Scene 9: An open country
The three boys see Pamina attempting to commit suicide because she believes Tamino to be faithless. They prevent her from doing so, and take her to see him.
Scene 10: Rocks with water and a cavern of fire.
Two men in armor lead in Tamino, and in the musical form of a Baroque chorale prelude give him advice, then reassurance that Pamina lives. Sarastro appears and sends Pamina in. Pamina arrives and is overcome with joy to find Tamino, who is now allowed to speak to her. Both pass unscathed through the final ordeal of fire and water with the help of the magic flute, which Pamina tells him was carved by her father from an ancient oak tree. They emerge from their trials to the sound of an offstage chorus singing "Triumph!".
Papageno wishes to take his own life because he can't stop thinking about Papagena, but at the last minute the Three Boys appear and remind him that he should use his magic bells. The bells when played indeed summon Papagena, and the happy couple is united, stuttering at first ("pa … pa … pa") in astonishment. (Duet: "Papageno! Papagena!)

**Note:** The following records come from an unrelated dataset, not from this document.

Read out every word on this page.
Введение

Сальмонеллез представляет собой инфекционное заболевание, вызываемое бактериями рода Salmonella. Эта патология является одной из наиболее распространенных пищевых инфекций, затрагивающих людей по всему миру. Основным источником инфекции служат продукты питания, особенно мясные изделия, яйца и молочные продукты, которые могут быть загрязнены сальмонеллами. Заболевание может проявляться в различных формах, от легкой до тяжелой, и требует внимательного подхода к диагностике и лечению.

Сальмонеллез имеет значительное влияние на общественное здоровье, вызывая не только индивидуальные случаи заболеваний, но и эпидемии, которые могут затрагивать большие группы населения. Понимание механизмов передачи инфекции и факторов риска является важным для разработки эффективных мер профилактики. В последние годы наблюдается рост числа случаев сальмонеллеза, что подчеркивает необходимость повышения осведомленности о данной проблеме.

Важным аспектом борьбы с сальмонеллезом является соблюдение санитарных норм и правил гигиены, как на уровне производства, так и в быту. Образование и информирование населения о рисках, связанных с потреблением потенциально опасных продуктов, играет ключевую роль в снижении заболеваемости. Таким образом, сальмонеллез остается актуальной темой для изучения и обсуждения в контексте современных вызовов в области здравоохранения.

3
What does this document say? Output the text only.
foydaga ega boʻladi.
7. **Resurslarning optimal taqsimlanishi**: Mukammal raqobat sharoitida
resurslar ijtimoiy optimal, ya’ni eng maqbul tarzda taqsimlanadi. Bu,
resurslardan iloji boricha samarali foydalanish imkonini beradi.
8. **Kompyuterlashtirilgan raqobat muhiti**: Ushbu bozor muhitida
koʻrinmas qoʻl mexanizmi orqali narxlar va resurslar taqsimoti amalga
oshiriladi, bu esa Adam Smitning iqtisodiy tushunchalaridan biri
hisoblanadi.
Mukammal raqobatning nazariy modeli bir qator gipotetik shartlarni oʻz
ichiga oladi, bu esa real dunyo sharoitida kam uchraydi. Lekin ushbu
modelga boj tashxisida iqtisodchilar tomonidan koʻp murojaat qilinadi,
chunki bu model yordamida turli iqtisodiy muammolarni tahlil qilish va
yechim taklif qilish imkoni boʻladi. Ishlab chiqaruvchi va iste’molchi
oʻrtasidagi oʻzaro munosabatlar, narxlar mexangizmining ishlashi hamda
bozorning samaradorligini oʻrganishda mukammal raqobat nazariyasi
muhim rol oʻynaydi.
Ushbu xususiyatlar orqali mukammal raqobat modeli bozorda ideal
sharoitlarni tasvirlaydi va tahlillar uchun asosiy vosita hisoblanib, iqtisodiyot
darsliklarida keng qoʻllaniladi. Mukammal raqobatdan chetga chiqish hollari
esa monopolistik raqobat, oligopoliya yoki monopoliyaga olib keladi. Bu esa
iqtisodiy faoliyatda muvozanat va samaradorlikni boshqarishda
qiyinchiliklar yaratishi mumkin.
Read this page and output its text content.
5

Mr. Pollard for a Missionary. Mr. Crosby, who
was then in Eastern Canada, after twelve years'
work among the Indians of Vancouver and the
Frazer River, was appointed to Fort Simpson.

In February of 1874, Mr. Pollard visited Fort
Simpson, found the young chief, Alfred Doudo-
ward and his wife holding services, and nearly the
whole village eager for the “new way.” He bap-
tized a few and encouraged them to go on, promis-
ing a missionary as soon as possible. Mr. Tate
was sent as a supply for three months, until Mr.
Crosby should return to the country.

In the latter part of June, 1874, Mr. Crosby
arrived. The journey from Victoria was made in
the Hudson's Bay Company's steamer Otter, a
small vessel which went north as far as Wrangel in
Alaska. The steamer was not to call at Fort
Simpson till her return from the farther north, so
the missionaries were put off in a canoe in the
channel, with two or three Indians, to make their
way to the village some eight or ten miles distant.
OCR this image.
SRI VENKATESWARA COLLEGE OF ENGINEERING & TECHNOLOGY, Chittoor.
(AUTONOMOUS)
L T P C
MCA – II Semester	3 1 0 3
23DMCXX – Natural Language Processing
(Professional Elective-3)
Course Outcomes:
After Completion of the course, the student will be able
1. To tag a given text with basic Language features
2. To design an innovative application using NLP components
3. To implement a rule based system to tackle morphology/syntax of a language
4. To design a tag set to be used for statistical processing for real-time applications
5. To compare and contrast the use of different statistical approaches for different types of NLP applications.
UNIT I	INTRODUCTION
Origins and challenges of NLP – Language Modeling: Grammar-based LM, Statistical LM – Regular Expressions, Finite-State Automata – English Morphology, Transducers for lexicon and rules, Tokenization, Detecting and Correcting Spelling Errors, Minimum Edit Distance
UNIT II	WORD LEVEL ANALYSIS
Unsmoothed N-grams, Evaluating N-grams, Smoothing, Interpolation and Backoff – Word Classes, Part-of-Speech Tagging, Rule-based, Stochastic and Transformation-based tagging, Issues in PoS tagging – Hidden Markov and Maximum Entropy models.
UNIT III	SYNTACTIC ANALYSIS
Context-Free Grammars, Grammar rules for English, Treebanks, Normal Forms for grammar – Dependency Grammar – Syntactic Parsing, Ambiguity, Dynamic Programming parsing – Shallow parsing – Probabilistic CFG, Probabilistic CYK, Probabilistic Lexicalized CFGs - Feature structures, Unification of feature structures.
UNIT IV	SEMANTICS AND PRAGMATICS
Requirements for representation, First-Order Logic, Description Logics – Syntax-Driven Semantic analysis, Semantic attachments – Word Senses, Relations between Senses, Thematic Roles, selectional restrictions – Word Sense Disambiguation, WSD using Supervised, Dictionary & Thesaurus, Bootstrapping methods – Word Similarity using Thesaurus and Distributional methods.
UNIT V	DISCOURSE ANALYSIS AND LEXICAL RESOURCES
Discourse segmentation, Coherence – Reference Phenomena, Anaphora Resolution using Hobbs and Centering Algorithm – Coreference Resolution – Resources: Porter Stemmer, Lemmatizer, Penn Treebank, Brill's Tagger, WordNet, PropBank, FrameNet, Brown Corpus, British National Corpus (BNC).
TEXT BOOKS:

The traitorous Monostatos appears with the Queen of the Night and her ladies to destroy the temple ("Nur stille, stille"), but they are magically cast out into eternal night.
The scene now changes to the entrance of the chief temple, where Sarastro bids the young lovers welcome and unites them. The final chorus sings the praises of Tamino and Pamina in enduring their trials and gives thanks to the gods.